Erdogan prometeu “erradicar” o movimento Gülen. No domingo, declarou num discurso: “Clamam frequentemente que a luta contra o ‘Estado paralelo’ se transformou numa ‘caça às bruxas’. Se perseguir indivíduos que traem este país se deve chamar ‘caça às bruxas’, nós levaremos a cabo esta ‘caça às bruxas’.”

Em meados de Agosto, haverá eleições presidenciais. Erdogan quer ser Presidente da República e fazer adoptar um sistema presidencialista de modo a poder concentrar todos os poderes. Sob suspeita de corrupção, acusado de autoritarismo e de vocação de despotismo, a sua vitória não está automaticamente assegurada. Mas a vitória nas eleições municipais de 30 de Março reabriu-lhe o caminho para o poder supremo. Deverá em breve formalizar a sua candidatura.

A tragédia de Soma provocou uma comoção nacional.
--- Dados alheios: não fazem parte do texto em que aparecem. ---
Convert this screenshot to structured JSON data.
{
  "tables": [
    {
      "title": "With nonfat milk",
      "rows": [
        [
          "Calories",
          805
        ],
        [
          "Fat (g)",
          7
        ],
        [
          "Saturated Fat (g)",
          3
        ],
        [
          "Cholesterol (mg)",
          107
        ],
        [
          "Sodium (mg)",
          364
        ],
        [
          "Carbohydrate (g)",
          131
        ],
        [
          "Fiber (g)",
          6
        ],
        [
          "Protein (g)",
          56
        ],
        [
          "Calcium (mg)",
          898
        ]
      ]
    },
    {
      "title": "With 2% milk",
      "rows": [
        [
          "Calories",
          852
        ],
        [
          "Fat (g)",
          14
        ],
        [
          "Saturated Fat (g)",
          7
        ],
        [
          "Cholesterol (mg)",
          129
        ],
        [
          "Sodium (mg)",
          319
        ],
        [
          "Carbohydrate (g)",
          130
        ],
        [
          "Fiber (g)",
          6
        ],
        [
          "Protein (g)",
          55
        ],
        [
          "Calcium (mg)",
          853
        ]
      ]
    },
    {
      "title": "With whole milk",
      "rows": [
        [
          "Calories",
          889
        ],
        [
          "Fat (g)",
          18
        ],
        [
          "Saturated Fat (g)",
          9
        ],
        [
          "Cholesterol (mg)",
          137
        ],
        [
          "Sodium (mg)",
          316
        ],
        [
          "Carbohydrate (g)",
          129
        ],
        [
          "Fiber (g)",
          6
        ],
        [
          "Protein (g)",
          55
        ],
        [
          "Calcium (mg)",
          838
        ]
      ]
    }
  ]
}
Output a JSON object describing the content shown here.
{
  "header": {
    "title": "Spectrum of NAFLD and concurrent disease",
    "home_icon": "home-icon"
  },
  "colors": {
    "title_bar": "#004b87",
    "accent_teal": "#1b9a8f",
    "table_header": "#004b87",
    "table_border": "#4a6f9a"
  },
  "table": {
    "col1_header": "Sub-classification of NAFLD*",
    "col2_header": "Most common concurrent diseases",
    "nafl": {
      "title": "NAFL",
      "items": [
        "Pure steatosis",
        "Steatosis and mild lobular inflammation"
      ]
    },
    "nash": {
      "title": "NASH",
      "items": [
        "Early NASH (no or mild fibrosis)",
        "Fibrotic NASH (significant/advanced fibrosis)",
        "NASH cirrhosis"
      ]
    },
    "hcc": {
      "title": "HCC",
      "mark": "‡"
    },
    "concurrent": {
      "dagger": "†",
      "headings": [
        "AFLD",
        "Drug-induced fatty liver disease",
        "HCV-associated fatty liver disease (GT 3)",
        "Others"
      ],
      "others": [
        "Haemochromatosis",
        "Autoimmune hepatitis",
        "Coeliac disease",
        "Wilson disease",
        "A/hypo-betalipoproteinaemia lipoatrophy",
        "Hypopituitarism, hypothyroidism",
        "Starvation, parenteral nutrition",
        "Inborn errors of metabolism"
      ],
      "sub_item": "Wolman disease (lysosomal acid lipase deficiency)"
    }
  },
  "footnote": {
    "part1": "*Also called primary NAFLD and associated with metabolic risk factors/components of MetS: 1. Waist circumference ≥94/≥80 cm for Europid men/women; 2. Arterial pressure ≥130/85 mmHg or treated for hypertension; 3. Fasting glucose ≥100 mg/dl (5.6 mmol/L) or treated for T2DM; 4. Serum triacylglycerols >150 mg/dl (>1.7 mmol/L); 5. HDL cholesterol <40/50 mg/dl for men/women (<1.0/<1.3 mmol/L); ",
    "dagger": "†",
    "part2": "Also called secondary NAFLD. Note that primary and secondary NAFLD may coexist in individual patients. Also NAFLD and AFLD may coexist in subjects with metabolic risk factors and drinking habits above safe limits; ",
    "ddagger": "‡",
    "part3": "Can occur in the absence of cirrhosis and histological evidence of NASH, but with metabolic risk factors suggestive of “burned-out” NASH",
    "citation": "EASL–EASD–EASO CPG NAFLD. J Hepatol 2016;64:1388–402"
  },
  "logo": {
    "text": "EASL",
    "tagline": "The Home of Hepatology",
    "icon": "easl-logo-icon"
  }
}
Os sindicatos convocaram uma greve geral de 24 horas. Estudantes e operários manifestaram-se em Istambul e Ancara. Dentro de dias celebra-se o primeiro aniversário da revolta na Praça Taksim.

A três meses das presidenciais, o fantasma de uma nova revolta e de mais uma quebra no seu prestígio são o pior cenário para a sua ambição. Por isso é um político em pânico.